Curt Lewis | Wing | Eastern Kentucky | Career vs. KenPom Top 150
While Lewis spent most of two seasons in the starting five, he was regularly third in usage for the Colonels. Yet most of his metrics track with his overall body of work — except for his jump-shooting.
That’s surprising when you watch his footage. His footwork is consistent off the catch and dribble, while his shot pocket and release points don’t need raising. It’s not a snap-quick jumper, but Lewis’ dribble combinations enable him to open gaps, particularly for step-backs. Still, the vast majority of Lewis jumpers come off the catch. The decline likely stems from a massive dip in his efficiency on guarded spots as a sophomore (0.600 PPP) compared to his freshman (1.179 PPP) season.

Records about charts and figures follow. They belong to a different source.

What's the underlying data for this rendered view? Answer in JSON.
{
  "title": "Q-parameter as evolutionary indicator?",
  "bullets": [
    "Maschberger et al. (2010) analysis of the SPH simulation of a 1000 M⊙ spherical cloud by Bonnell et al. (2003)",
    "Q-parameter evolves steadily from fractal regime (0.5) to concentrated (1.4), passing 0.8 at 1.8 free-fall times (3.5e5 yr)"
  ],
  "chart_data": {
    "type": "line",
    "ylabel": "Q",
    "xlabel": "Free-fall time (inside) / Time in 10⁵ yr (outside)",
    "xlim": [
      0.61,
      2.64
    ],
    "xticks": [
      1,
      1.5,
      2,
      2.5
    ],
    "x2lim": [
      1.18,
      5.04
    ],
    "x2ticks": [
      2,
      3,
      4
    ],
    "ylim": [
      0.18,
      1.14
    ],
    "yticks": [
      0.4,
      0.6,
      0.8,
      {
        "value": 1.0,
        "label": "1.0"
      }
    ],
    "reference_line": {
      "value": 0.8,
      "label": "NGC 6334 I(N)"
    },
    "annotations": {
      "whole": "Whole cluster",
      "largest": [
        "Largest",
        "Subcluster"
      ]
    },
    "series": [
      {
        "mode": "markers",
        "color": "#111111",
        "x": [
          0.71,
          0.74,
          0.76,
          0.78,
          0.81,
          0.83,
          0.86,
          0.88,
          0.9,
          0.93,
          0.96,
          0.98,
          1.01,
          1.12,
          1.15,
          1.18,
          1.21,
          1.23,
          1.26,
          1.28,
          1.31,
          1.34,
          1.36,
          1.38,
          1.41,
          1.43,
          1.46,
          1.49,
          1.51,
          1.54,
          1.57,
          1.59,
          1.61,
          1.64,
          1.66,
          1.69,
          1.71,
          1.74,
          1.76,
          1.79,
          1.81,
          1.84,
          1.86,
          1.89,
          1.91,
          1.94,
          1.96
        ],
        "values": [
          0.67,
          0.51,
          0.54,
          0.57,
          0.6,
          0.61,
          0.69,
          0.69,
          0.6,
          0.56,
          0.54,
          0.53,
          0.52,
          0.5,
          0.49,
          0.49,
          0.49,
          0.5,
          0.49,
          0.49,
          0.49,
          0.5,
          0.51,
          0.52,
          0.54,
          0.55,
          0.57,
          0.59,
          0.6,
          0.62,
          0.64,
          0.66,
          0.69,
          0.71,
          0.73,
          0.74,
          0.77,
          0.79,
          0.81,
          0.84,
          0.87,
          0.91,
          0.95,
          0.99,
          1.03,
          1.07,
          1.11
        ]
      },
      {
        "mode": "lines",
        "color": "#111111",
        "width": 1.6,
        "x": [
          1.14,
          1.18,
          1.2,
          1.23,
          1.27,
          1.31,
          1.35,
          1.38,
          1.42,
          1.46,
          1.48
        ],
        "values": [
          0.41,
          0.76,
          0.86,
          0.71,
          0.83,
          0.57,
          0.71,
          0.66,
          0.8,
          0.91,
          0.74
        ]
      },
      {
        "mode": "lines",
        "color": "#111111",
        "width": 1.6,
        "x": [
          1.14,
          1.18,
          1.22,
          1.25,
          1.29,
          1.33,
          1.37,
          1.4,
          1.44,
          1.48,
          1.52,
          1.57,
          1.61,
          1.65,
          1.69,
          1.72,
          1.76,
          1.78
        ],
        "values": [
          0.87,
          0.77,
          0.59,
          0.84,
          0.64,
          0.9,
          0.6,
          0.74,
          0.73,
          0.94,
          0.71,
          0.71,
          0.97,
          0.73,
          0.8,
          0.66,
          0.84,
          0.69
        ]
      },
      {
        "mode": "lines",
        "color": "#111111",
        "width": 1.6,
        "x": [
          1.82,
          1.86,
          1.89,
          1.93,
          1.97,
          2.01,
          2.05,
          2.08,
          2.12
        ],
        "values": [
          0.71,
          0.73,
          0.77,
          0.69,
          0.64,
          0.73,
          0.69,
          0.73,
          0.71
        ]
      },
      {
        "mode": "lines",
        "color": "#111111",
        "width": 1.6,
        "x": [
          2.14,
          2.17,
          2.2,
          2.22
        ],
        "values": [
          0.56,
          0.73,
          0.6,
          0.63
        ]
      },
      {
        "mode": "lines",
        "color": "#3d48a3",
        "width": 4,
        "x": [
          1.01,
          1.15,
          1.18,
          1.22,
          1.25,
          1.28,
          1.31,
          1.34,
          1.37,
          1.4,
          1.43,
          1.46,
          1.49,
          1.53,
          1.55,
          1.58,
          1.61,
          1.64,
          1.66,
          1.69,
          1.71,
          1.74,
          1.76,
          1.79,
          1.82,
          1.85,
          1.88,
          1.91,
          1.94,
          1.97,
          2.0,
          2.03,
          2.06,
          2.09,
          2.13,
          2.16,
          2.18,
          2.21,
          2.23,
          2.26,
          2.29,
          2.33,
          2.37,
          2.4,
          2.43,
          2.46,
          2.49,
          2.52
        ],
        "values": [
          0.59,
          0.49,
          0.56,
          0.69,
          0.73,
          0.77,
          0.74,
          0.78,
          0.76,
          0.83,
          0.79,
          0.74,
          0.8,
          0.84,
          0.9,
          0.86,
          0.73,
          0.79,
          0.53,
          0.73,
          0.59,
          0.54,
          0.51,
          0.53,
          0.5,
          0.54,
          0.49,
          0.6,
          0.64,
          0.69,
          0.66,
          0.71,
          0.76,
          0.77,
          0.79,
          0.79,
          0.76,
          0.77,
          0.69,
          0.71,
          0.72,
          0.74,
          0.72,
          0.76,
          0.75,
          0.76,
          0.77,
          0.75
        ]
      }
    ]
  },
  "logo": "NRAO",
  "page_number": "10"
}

In the scouting tape, which Lewis posted last spring, we also see glimpses of a strong driver with some guile. He can take contact, but Lewis also possesses some craft, particularly when using the rim as a shield. He’s also got some sneaky bounce off two feet with some momentum.
As for expectations, I’d again use East as a proxy. When East dropped down to the JUCO level, his scoring took off. We haven’t seen a similar effect for Lewis, but I would hesitate to draw too many conclusions until we have a better sense of how Logan utilizes his tool kit. Meanwhile, East and Mohammed Diarra have shown us how much context truly matters when gauging how highly-touted JUCO prospects navigate the transition to high-major hoops.

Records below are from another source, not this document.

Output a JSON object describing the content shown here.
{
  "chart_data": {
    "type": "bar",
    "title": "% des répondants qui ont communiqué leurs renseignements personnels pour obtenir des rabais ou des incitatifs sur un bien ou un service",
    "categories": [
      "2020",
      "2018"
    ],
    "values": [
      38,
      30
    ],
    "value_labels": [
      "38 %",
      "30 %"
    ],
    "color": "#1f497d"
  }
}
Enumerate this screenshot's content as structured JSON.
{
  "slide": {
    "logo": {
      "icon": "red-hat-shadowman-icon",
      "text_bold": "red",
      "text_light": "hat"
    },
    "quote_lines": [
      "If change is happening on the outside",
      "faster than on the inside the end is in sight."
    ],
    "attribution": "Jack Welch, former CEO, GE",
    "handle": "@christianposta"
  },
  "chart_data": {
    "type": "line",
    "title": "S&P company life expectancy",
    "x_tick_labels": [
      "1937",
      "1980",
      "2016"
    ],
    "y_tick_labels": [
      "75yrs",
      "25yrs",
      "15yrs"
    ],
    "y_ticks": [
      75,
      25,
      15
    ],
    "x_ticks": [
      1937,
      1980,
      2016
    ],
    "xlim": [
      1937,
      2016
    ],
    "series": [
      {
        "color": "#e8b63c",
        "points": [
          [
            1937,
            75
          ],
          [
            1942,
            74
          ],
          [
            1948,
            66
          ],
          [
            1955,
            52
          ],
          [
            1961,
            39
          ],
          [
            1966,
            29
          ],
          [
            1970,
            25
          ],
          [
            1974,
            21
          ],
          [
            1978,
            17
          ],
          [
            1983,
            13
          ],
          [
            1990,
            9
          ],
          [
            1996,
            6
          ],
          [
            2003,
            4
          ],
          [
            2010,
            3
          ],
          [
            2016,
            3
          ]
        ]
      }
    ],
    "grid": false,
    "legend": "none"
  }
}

For now, though, I’m reasonably confident MU’s picked up a player who can carve out a role in its rotation. Lewis’ shot volume suggests he can space off the ball, and he’s rugged enough to try to drive the occasional closeouts. Like D’Moi Hodge, most Lewis rim attacks come in transition.
The pickup also makes sense from a roster-building perspective.
Churn is inevitable, and almost every program sees a couple of openings emerge. And while some high-profile programs had nosed around Lewis, none had the seat time comparable to MU. This is also the fourth recruitment for Lewis, who is also 23 years old. When you see a situation that fits you best, why wait? He didn’t.
Now, we wait to see how MU will carve out room.